The question: Are you beating your wife might step on some toes, however it is a valid question regardless of the reply.
 

Sheldon

Veteran Member
If one asks: Have you quit beating your wife yet?, One might already have the fact that he is beating his wife. If not, the question is: Are you beating your wife?

The question: Are you beating your wife might step on some toes, however it is a valid question regardless of the reply.
Have you stopped misrepresenting atheism as a belief?

:cool:
 

Bird123

Well-Known Member
My understanding is that the parameters of the test can sometimes negate the result, but that the effect has been demonstrated to be true. The link I gave explains why there are sometimes variable results.


Those pesky beliefs can lead one down the primrose path. That's why I do not value beliefs over Discovering the real truth. Sure, it takes much more work to Discover, however one acquires so much more than accepting those Beliefs.

That's what I see. It's very clear!!
 

Bird123

Well-Known Member
I wasn't referring to people. I was talking about the Qur'an - the book that exists for the sole purpose of defining Islam - that teaches hatred and demands fighting.

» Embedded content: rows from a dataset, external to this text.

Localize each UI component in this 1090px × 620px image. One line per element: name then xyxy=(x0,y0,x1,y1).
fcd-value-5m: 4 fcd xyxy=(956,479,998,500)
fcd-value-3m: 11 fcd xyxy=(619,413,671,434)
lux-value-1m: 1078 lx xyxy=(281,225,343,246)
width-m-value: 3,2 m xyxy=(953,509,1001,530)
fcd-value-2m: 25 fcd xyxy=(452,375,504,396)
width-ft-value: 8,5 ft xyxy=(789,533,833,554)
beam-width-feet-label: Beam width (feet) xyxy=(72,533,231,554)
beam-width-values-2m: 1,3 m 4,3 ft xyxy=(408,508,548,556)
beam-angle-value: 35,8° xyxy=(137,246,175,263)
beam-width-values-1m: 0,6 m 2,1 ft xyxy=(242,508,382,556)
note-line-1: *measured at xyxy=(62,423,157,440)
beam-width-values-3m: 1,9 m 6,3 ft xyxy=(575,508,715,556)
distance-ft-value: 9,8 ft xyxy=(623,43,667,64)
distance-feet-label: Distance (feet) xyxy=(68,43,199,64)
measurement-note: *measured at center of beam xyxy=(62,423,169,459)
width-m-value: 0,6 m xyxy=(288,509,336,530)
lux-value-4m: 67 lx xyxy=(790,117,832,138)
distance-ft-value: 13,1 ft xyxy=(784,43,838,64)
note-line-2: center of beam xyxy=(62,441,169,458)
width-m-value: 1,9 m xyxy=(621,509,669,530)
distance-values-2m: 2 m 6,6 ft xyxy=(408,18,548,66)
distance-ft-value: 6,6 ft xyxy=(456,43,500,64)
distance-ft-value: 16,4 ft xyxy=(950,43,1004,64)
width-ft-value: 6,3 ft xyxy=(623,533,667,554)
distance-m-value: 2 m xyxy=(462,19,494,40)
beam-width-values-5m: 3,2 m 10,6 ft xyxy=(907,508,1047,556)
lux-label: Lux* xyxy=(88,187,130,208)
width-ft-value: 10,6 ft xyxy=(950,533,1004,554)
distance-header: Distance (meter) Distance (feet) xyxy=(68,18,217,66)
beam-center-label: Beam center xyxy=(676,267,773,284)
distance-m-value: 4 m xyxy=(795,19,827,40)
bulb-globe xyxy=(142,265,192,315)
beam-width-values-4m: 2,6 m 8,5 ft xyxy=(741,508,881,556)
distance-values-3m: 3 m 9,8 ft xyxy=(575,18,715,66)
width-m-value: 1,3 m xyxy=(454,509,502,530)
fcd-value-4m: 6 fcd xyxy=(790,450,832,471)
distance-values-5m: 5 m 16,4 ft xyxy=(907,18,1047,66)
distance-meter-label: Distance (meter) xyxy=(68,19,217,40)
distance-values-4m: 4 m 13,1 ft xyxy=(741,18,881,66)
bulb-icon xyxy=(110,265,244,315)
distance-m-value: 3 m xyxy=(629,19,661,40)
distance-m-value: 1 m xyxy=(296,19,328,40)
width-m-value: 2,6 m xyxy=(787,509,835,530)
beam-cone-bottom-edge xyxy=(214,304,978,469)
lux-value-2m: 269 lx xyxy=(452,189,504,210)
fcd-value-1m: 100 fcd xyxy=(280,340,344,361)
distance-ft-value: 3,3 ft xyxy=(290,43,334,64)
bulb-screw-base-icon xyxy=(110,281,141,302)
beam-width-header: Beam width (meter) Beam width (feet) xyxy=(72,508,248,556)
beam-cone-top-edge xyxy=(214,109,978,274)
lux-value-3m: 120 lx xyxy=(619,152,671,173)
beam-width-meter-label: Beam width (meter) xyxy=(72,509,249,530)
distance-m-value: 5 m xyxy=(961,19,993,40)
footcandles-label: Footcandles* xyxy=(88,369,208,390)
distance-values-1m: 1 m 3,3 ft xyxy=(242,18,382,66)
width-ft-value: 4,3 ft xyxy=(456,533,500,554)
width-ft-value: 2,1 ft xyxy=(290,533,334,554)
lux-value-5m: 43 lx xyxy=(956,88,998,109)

Don't you see? Even that book is about people. People created it.

In a multilevel classroom, one sees others learning lessons one has already learned. Is this a reason to hate?? Of course not. For those of us who must watch, it is a reminder of what the best choices really are. On the other hand, one can choose to work on the problem through education and pointing others in the right direction.

That's what I see. It's very clear!!